The question of blood-letting as a point of scientific practice has again been raised by Dr. Richardson,[6] who, appealing to that love of authority so powerful among medical men, asks—“Is it possible that twenty centuries were grossly abused by the infliction of what in the present state of feeling, was, on occasions, akin to crime? I believe not.” He then proceeds to discuss ten propositions—or, as he calls them, discoveries made by the ancients; and asks with regard to each of them how far the application of them is sound and judicious practice. His conclusion is, that blood-letting is still useful in some stages of typhus fever; in cases where there is sudden tension of blood, of which sunstroke is an example; in cases of chronic congestion of brain; in cases of acute pain from serous membrane; in some classes of spasmodic pain; in cases of sudden arrest of circulation from concussion; in cases of congestion of the right heart; and, it may be, in extreme cases of hæmorrhage. Above all, he says, “I claim for it a first place in the treatment of simple uræmic coma.”

It is impossible to discuss at length, in this paper, all the important practical points referred to by Dr. Richardson. But I shall refer to two great principles in modern as distinguished from ancient medicine, which I think must vitiate the most of his conclusions.

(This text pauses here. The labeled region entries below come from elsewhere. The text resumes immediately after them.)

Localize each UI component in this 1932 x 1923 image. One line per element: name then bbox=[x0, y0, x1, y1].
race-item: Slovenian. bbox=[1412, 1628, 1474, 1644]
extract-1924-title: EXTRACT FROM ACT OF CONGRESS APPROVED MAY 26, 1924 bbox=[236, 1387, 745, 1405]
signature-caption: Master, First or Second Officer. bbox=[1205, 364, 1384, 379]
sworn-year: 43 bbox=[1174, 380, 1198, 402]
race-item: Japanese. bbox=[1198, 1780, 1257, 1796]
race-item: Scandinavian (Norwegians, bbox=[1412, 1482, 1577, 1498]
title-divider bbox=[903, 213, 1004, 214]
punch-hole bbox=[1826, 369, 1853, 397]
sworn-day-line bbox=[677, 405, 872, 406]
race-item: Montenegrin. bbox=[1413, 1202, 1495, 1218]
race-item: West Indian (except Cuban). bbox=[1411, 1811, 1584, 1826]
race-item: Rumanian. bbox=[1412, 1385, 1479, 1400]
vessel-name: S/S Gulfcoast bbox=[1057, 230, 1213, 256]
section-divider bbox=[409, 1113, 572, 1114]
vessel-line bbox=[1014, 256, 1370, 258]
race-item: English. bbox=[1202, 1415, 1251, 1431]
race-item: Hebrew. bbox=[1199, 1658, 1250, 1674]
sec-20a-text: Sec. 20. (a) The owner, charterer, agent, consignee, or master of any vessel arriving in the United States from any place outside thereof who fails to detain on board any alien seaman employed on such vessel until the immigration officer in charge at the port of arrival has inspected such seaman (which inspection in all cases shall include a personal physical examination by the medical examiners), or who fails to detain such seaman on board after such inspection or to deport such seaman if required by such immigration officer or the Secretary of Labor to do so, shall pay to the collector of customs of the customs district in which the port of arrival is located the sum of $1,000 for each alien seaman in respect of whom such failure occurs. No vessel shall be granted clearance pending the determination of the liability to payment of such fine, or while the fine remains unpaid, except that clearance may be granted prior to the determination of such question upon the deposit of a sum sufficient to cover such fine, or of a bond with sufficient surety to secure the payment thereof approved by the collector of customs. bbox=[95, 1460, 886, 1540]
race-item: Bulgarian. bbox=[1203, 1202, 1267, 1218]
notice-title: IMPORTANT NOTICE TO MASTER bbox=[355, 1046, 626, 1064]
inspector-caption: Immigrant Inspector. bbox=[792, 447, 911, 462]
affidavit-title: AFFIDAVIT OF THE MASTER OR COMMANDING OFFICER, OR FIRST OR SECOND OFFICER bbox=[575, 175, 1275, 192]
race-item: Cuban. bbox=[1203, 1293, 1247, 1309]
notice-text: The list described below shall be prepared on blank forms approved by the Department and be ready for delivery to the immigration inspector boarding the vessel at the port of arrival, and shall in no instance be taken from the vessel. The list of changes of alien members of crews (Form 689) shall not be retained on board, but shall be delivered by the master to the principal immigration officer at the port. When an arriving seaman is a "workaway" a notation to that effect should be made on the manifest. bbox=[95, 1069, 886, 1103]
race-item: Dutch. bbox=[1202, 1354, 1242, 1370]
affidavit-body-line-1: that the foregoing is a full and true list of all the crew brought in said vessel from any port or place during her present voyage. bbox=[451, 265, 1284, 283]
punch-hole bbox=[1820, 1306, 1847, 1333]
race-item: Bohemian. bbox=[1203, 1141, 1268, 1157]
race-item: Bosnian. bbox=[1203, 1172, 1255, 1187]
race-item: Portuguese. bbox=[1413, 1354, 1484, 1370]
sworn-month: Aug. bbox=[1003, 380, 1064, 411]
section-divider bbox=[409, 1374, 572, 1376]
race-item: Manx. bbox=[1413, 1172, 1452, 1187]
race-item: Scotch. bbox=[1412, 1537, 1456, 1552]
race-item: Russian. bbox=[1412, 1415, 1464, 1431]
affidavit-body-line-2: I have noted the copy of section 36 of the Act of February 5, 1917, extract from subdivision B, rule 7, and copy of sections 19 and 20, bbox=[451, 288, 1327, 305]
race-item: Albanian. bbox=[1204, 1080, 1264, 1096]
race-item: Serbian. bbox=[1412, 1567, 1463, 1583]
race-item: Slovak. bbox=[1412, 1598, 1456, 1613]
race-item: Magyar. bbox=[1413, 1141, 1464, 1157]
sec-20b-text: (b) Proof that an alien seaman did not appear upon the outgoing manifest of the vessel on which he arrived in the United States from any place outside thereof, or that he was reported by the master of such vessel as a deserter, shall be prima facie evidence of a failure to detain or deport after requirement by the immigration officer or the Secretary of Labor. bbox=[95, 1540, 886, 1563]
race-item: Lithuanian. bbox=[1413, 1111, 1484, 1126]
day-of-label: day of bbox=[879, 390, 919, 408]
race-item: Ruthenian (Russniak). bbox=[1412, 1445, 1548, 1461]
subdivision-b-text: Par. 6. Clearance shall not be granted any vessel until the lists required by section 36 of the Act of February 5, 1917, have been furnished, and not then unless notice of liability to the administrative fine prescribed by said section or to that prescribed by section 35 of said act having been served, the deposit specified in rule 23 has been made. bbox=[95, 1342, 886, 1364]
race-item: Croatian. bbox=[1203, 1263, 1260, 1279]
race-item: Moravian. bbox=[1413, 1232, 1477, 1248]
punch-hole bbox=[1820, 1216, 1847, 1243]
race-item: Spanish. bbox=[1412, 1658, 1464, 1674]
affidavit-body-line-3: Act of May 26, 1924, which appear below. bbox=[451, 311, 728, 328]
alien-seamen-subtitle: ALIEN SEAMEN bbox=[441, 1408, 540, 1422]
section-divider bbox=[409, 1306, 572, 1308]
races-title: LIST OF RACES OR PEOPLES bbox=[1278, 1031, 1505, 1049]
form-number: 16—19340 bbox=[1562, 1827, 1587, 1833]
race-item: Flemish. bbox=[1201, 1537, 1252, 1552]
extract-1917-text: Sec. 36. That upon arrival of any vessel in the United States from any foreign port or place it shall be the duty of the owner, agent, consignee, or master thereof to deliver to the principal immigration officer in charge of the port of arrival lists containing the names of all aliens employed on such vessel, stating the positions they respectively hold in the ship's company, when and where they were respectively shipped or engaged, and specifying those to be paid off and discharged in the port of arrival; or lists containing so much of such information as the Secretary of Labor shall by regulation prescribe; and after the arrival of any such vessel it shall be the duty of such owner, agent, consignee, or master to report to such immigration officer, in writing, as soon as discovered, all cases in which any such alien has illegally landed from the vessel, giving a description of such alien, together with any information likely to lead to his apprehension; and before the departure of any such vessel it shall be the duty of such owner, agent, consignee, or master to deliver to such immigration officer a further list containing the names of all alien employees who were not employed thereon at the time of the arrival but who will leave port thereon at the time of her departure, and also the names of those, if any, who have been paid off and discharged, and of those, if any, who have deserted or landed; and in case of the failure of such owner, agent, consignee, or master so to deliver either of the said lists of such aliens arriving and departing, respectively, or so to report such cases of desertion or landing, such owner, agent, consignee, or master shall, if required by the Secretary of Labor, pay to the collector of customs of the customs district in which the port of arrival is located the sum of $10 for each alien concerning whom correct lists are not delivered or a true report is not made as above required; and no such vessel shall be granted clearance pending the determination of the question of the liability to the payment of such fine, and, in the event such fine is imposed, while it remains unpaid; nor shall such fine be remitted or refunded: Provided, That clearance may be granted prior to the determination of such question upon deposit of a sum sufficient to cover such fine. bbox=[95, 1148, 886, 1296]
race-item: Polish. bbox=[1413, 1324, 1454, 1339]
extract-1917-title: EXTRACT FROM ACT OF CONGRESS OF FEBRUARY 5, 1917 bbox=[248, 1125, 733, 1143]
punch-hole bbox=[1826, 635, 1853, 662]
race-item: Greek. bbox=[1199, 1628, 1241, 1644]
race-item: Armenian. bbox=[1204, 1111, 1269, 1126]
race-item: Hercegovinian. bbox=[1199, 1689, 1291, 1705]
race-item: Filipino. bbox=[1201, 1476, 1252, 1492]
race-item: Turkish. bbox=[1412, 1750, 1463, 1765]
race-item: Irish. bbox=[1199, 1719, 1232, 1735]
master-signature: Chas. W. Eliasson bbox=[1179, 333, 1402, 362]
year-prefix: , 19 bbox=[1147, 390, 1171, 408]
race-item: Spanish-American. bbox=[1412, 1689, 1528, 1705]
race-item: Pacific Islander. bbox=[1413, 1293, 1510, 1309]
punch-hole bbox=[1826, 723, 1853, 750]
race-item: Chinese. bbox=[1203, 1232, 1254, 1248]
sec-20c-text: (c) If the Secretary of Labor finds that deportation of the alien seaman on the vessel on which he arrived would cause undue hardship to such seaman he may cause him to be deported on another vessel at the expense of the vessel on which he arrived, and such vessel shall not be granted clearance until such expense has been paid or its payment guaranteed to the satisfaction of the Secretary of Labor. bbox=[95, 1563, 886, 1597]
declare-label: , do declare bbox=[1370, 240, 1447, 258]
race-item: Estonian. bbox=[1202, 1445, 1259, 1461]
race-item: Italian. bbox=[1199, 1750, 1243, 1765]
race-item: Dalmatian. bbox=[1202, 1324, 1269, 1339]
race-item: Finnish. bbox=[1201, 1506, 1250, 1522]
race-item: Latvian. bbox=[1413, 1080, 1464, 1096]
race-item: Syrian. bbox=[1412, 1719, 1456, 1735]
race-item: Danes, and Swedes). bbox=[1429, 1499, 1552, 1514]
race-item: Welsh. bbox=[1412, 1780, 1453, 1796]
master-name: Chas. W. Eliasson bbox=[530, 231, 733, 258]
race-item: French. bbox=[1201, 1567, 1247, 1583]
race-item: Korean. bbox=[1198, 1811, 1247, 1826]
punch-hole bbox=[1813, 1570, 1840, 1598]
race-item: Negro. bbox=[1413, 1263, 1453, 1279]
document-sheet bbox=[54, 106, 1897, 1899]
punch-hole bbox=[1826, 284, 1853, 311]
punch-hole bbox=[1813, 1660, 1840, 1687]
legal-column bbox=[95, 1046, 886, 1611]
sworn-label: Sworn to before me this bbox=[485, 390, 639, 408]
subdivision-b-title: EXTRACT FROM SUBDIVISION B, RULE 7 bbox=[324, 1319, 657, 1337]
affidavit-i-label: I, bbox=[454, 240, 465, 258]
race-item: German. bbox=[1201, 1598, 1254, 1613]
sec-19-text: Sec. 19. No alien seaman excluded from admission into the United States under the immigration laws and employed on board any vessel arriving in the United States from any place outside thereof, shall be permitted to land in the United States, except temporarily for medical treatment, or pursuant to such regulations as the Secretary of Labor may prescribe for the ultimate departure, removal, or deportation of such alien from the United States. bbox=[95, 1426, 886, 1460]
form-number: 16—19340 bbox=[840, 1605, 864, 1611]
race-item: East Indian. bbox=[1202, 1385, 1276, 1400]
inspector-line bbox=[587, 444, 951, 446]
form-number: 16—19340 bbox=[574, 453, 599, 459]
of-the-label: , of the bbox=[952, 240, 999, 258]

1. When the authority of the ancients is invoked to determine any procedure in medical practice, we must remember that their idea of what constituted disease consisted in the symptoms it manifested. When, therefore, a symptom was diminished or removed, they regarded the means they employed as having diminished or removed the disease. That a blood-letting relieves the pain and dyspnœa in pneumonia is an unquestionable fact. If employed early, it is true the symptoms returned, and the remedy had to be repeated; but if carried out on the fourth up to the eighth day, when, according to the extent of the disease, these symptoms usually subside, and the exudation commences to be absorbed, it appeared to act like a charm. It was then said that the disease was knocked down, or strangulated; and if the patient recovered, however lingering was his convalescence, the value of the remedy appeared to be unquestionable. This idea, it seems, still prevails with some physicians, as we have previously seen that Dr. Sieveking instructed his pupils that he had “knocked down” a double pneumonia by a small bleeding, although the condensation of the lungs—that is, the true disease—still continued.

But modern research has demonstrated that there is no relation whatever between the symptoms and the morbid state of the lung, which it is the object of the well-informed physician to remove. It would be easy to show that there are many cases where all the symptoms of a pneumonia have been present, but where a post-mortem examination has proved that there was no inflammation of the lung; and that a still larger number of instances might be cited where fatal pneumonia has occurred without any of its symptoms having existed during life. Such was the unacquaintance of the past race of practitioners with diagnosis and pathology as now understood, that no confidence whatever can be placed on their impressions as to what disorders were or were not benefited by bleeding.